Nigeria has unfortunately become accustomed to flooding disasters in recent times, and it appears that another one may be on the horizon. The National Emergency Management Agency (NEMA) has again warned Nigerians to expect severe flooding this year.
During a two-day Experts’ Technical Meeting on 2023 Climate-Related Disaster Preparedness and Mitigation Strategies in Abuja, NEMA’s director-general, Mustapha Ahmed, revealed that there had been seasonal climate predictions and annual flood outlooks by the Nigerian Meteorological Agency (NiMet) and the Nigeria Hydrological Services Agency (NIHSA).

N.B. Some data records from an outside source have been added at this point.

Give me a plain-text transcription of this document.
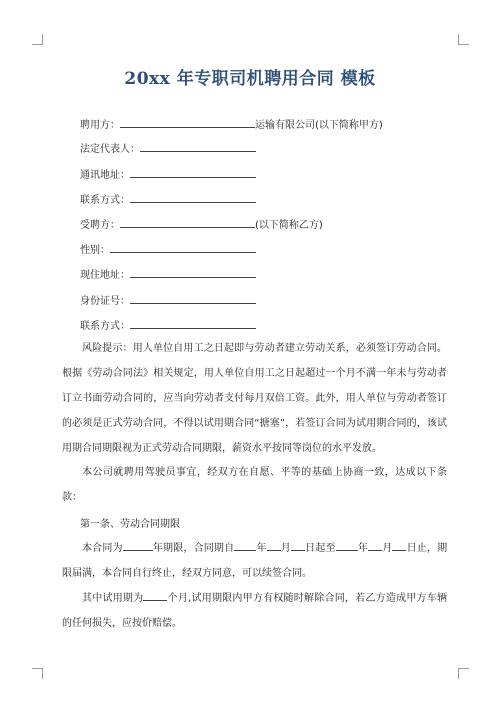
20xx 年专职司机聘用合同 模板
聘用方：	运输有限公司(以下简称甲方)
法定代表人：
通讯地址：
联系方式：
受聘方：	(以下简称乙方)
性别：
现住地址：
身份证号：
联系方式：
风险提示：用人单位自用工之日起即与劳动者建立劳动关系，必须签订劳动合同。根据《劳动合同法》相关规定，用人单位自用工之日起超过一个月不满一年未与劳动者订立书面劳动合同的，应当向劳动者支付每月双倍工资。此外，用人单位与劳动者签订的必须是正式劳动合同，不得以试用期合同“搪塞”，若签订合同为试用期合同的，该试用期合同期限视为正式劳动合同期限，薪资水平按同等岗位的水平发放。
本公司就聘用驾驶员事宜，经双方在自愿、平等的基础上协商一致，达成以下条款：
第一条、劳动合同期限
本合同为	年期限，合同期自 年 月 日起至 年 月 日止，期限届满，本合同自行终止，经双方同意，可以续签合同。
其中试用期为 个月,试用期限内甲方有权随时解除合同，若乙方造成甲方车辆的任何损失，应按价赔偿。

He cited last year’s devastating flood disaster as an eye-opener for NEMA and warned that the agency would disseminate early warning messages and signals to states, local government areas, and the Federal Capital Territory (FCT).
In the considered opinion of this newspaper, this news is particularly distressing for most Nigerians as many states are yet to recover from the devastating floods of last year, which were some of the worst in recent years. Last year’s floods claimed at least 603 lives and displaced 1.3 million people from their communities across 31 states, including Kogi, Anambra, Kebbi, Delta, Bayelsa, and Jigawa.
The affected population suffered immensely, with the minister of Humanitarian Affairs, Disaster Management and Social Development, Sadiya Umar Farouq, disclosing that about 82,053 houses were completely destroyed, 2,504,095 million people affected and 332,327 hectares of land damaged.
In our view, it is imperative that the government takes proactive measures to reduce the impact of flooding and protect Nigerian citizens. Preventive measures should be implemented to minimize the likelihood of flooding, such as enforcing building codes that ensure structures are erected on elevated land and not in flood-prone areas.
Both the federal and state governments should also ensure that drainage systems are very well-maintained and free from debris to prevent blockages that can cause flooding.
The relevant ministry and agencies must be prepared to respond quickly and effectively if flooding occurs in any state. This requires having an emergency response plan in place with well-defined roles and responsibilities for all relevant government agencies. Adequate resources should also be in place to provide immediate relief to affected communities, such as food, water, and shelter.
The brickbat between the federal government and Bayelsa during last year’s floods should not be repeated. The federal and state governments should show leadership and lead from the front.
The government must engage in a comprehensive public awareness campaign to educate citizens on how to prepare for and respond to flooding. These include informing citizens about the risks of flooding, how to evacuate safely, and how to protect their homes and businesses. By educating citizens, the government can help to minimize the loss of life and property during a flooding incidence.
The government must invest in long-term solutions to address the root causes of flooding in Nigeria. This includes investing in infrastructure such as dams, embankments, and flood walls to prevent flooding in the first place. Sustainable land use practices that minimise the risk of flooding, such as planting trees to reduce soil erosion, must also be prioritised.
Consequently, there is a need to revive the River Basin Authorities. States should stick to the master plan of development, and houses on drainage channels should be demolished. Building and planning agencies should be alive to their responsibilities.
Also, Rivers Niger and Benue need to be dredged continuously while state governments should build more drainages to channel water in the event of excessive rainfall.
Nigeria needs to break the cycle of flooding disasters every year.
Therefore, the warning of impending flooding in Nigeria should be a wake-up call to the government to take action. By taking preventive measures, being prepared to respond to flooding events, educating citizens, and investing in long-term solutions, the government can minimise the effects of flooding and protect Nigerian citizens. It is crucial that the government acts now before it is too late.
At the personal level, residents in flood prone areas need to respond promptly to advisory from the authorities and save both their lives and property by moving to safe areas until the danger is over. In this way, the huge human toll of the last flood disaster will be averted.